Quelques mois après leur installation au Victoria Urban Terminal, certains commerçants déchantent. Baisse des ventes, dettes et concurrence accrues… Plusieurs disent aujourd’hui regretter leur ancienne place sur le trottoir. Depuis décembre, la désillusion s’est installée. «Le marché nocturne nous a été très néfaste. Nos chiffres d’affaires ont chuté durant cette période et aujourd’hui, hors fêtes, c’est encore plus difficile», confie Ally*. Comme lui, beaucoup préfèrent garder l’anonymat, par crainte de représailles. Pour Riyad*, vendeur de sousvêtements et de shorts, la dernière période festive n’a pas apporté le coup de pouce espéré. Il évoque notamment la concurrence de la rue Pagoda, où des commerçants ont été autorisés à exposer leurs produits. «Les acheteurs ont préféré aller là-bas. Certains jours, nous ne vendons même pas un seul article», explique-t-il. Une situation d’autant plus difficile qu’il doit continuer à s’acquitter d’un loyer mensuel de Rs 4 000. «Mon chiffre d’affaires a été divisé par deux. Je suis déjà endetté pour janvier et février.»
À quelques mètres, plusieurs échoppes restent fermées. Un marchand, en train d’installer ses articles, raconte que bon nombre de ses voisins ont quitté les lieux. «Zot in al fer enn tracement», dit-il. Selon lui, une meilleure régulation du commerce informel aurait pu atténuer la situation. «Pourquoi ne pas faire venir tout le monde ici ? Il y a des espaces vides. Cela attirerait plus de clients et nous nous sentirions moins délaissés.»

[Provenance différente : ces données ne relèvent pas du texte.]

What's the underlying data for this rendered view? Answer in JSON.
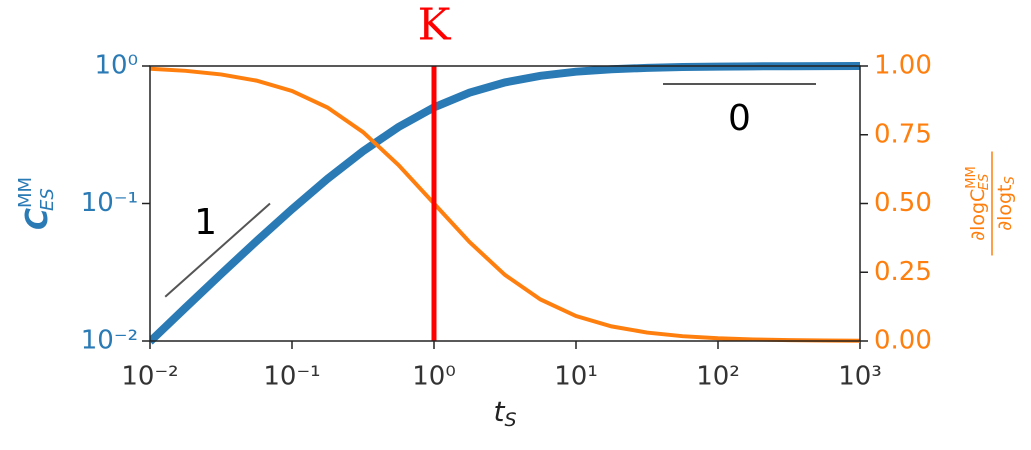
{
  "chart_data": {
    "type": "line",
    "xlabel": {
      "main": "t",
      "sub": "S"
    },
    "ylabel": {
      "main": "C",
      "sup": "MM",
      "sub": "ES"
    },
    "y2label": {
      "numerator": {
        "main": "∂logC",
        "sup": "MM",
        "sub": "ES"
      },
      "denominator": {
        "main": "∂logt",
        "sub": "S"
      }
    },
    "xscale": "log",
    "yscale": "log",
    "y2scale": "linear",
    "x": [
      0.01,
      0.01778,
      0.03162,
      0.05623,
      0.1,
      0.1778,
      0.3162,
      0.5623,
      1,
      1.778,
      3.162,
      5.623,
      10,
      17.78,
      31.62,
      56.23,
      100,
      177.8,
      316.2,
      562.3,
      1000
    ],
    "series": [
      {
        "name": "C",
        "color": "#2a7ab5",
        "axis": "y",
        "width": 8,
        "values": [
          0.0099,
          0.01747,
          0.03065,
          0.05324,
          0.0909,
          0.151,
          0.2402,
          0.3599,
          0.5,
          0.64,
          0.7597,
          0.849,
          0.9091,
          0.9468,
          0.9693,
          0.9825,
          0.9901,
          0.9944,
          0.9968,
          0.9982,
          0.999
        ]
      },
      {
        "name": "dlogC/dlogt",
        "color": "#ff7f0e",
        "axis": "y2",
        "width": 4,
        "values": [
          0.9901,
          0.9825,
          0.9693,
          0.9468,
          0.9091,
          0.849,
          0.7597,
          0.64,
          0.5,
          0.36,
          0.2403,
          0.151,
          0.0909,
          0.0532,
          0.0307,
          0.0175,
          0.0099,
          0.0056,
          0.0032,
          0.0018,
          0.001
        ]
      }
    ],
    "xlim": [
      0.01,
      1000
    ],
    "xticks": [
      {
        "value": 0.01,
        "label": "10⁻²"
      },
      {
        "value": 0.1,
        "label": "10⁻¹"
      },
      {
        "value": 1,
        "label": "10⁰"
      },
      {
        "value": 10,
        "label": "10¹"
      },
      {
        "value": 100,
        "label": "10²"
      },
      {
        "value": 1000,
        "label": "10³"
      }
    ],
    "ylim": [
      0.01,
      1
    ],
    "yticks": [
      {
        "value": 0.01,
        "label": "10⁻²"
      },
      {
        "value": 0.1,
        "label": "10⁻¹"
      },
      {
        "value": 1,
        "label": "10⁰"
      }
    ],
    "y2lim": [
      0,
      1
    ],
    "y2ticks": [
      {
        "value": 0,
        "label": "0.00"
      },
      {
        "value": 0.25,
        "label": "0.25"
      },
      {
        "value": 0.5,
        "label": "0.50"
      },
      {
        "value": 0.75,
        "label": "0.75"
      },
      {
        "value": 1,
        "label": "1.00"
      }
    ],
    "vline": {
      "x": 1,
      "label": "K",
      "color": "#ff0000"
    },
    "slope_lines": [
      {
        "label": "1",
        "x": [
          0.0128,
          0.07
        ],
        "y": [
          0.021,
          0.1
        ]
      },
      {
        "label": "0",
        "x": [
          41,
          490
        ],
        "y": [
          0.74,
          0.74
        ]
      }
    ]
  }
}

La baisse des ventes est un constat partagé. Shaheel* estime que son activité a chuté d’environ 75 %, et ce, bien avant décembre. «Les prix ont augmenté en général et les clients ont un pouvoir d’achat réduit», analyse-t-il. Malgré tout, il s’efforce de maintenir son activité, au prix de nombreux sacrifices. «On doit couper dans les dépenses pour continuer à payer le loyer.»

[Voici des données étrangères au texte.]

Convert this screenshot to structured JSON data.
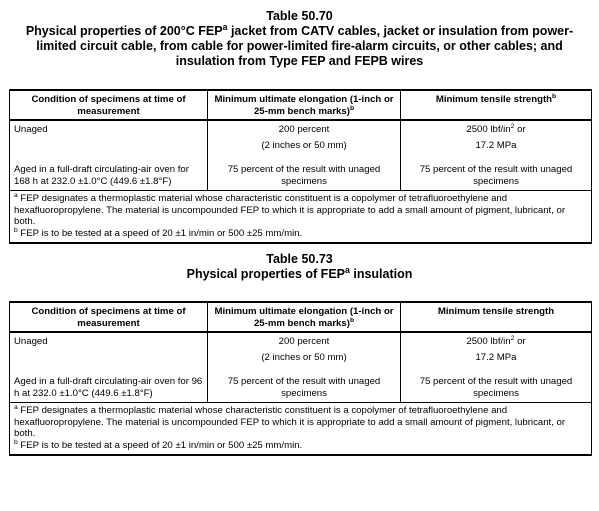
{
  "table1": {
    "number": "Table 50.70",
    "caption_lines": [
      "Physical properties of 200°C FEP",
      "jacket from CATV cables, jacket or insulation from power-limited circuit cable, from cable for power-limited fire-alarm circuits, or other cables; and insulation from Type FEP and FEPB wires"
    ],
    "caption_sup": "a",
    "headers": {
      "condition": "Condition of specimens at time of measurement",
      "elongation": "Minimum ultimate elongation (1-inch or 25-mm bench marks)",
      "elongation_sup": "b",
      "tensile": "Minimum tensile strength",
      "tensile_sup": "b"
    },
    "rows": {
      "unaged": {
        "condition": "Unaged",
        "elongation_1": "200 percent",
        "elongation_2": "(2 inches or 50 mm)",
        "tensile_1a": "2500 lbf/in",
        "tensile_1sup": "2",
        "tensile_1b": " or",
        "tensile_2": "17.2 MPa"
      },
      "aged": {
        "condition": "Aged in a full-draft circulating-air oven for 168 h at 232.0 ±1.0°C (449.6 ±1.8°F)",
        "elongation": "75 percent of the result with unaged specimens",
        "tensile": "75 percent of the result with unaged specimens"
      }
    },
    "notes": {
      "a_mark": "a",
      "a": " FEP designates a thermoplastic material whose characteristic constituent is a copolymer of tetrafluoroethylene and hexafluoropropylene. The material is uncompounded FEP to which it is appropriate to add a small amount of pigment, lubricant, or both.",
      "b_mark": "b",
      "b": " FEP is to be tested at a speed of 20 ±1 in/min or 500 ±25 mm/min."
    }
  },
  "table2": {
    "number": "Table 50.73",
    "caption_lines": [
      "Physical properties of FEP",
      " insulation"
    ],
    "caption_sup": "a",
    "headers": {
      "condition": "Condition of specimens at time of measurement",
      "elongation": "Minimum ultimate elongation (1-inch or 25-mm bench marks)",
      "elongation_sup": "b",
      "tensile": "Minimum tensile strength"
    },
    "rows": {
      "unaged": {
        "condition": "Unaged",
        "elongation_1": "200 percent",
        "elongation_2": "(2 inches or 50 mm)",
        "tensile_1a": "2500 lbf/in",
        "tensile_1sup": "2",
        "tensile_1b": " or",
        "tensile_2": "17.2 MPa"
      },
      "aged": {
        "condition": "Aged in a full-draft circulating-air oven for 96 h at 232.0 ±1.0°C (449.6 ±1.8°F)",
        "elongation": "75 percent of the result with unaged specimens",
        "tensile": "75 percent of the result with unaged specimens"
      }
    },
    "notes": {
      "a_mark": "a",
      "a": " FEP designates a thermoplastic material whose characteristic constituent is a copolymer of tetrafluoroethylene and hexafluoropropylene. The material is uncompounded FEP to which it is appropriate to add a small amount of pigment, lubricant, or both.",
      "b_mark": "b",
      "b": " FEP is to be tested at a speed of 20 ±1 in/min or 500 ±25 mm/min."
    }
  }
}
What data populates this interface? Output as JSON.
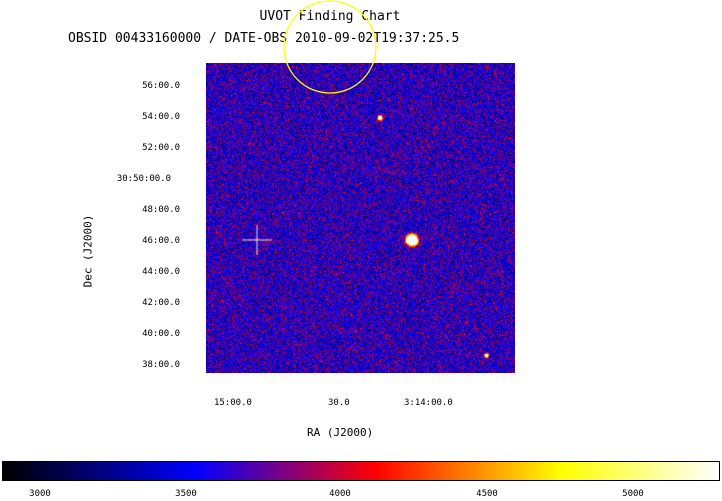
{
  "header": {
    "title": "UVOT Finding Chart",
    "subtitle": "OBSID 00433160000 / DATE-OBS 2010-09-02T19:37:25.5"
  },
  "axes": {
    "ylabel": "Dec (J2000)",
    "xlabel": "RA (J2000)",
    "yticks": [
      "56:00.0",
      "54:00.0",
      "52:00.0",
      "30:50:00.0",
      "48:00.0",
      "46:00.0",
      "44:00.0",
      "42:00.0",
      "40:00.0",
      "38:00.0"
    ],
    "xticks": [
      "15:00.0",
      "30.0",
      "3:14:00.0"
    ]
  },
  "colorbar": {
    "ticks": [
      "3000",
      "3500",
      "4000",
      "4500",
      "5000"
    ],
    "stops": [
      "#000000",
      "#0000ff",
      "#ff0000",
      "#ffff00",
      "#ffffff"
    ]
  },
  "marker": {
    "type": "circle",
    "color": "#ffff00"
  },
  "image": {
    "colormap": "black-blue-red-yellow-white",
    "description_role": "stellar field"
  }
}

Au-delà du pouvoir d’achat, certains pointent un manque de visibilité. «Beaucoup de gens ignorent qu’il y a des échoppes ici. Ils s’arrêtent aux marchands de légumes et repartent», déplore Shaheel. Il s’interroge également sur la promotion accordée à certaines petites et moyennes entreprises, au rez-de-chaussée, jugées plus visibles. Parmi les pistes évoquées: une rotation des emplacements pour offrir à chacun une meilleure exposition.

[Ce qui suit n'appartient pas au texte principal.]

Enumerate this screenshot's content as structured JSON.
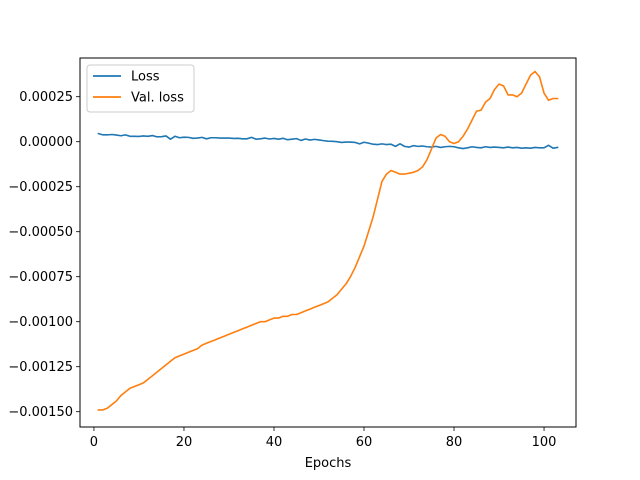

Du côté de Sheila*, la réalité quotidienne est devenue éprouvante. «Je me retrouve parfois à poursuivre les clients pour essayer de vendre. Certains trouvent les prix trop élevés et demandent des rabais. Mais si on accepte, notre marge disparaît», explique-t-elle. Elle souligne également un paradoxe : «Avant, on souffrait du soleil et de la pluie. Ici, on est à l’abri mais on ne travaille presque pas.» «Au moins, avant, on vendait», résume l’un d’eux. Et maintenant, les commerçants redoutent une nouvelle hausse des coûts d’importation, notamment du fret. Tous réclament des solutions. Car pour beaucoup, il ne s’agit plus seulement de rentabilité mais de survie.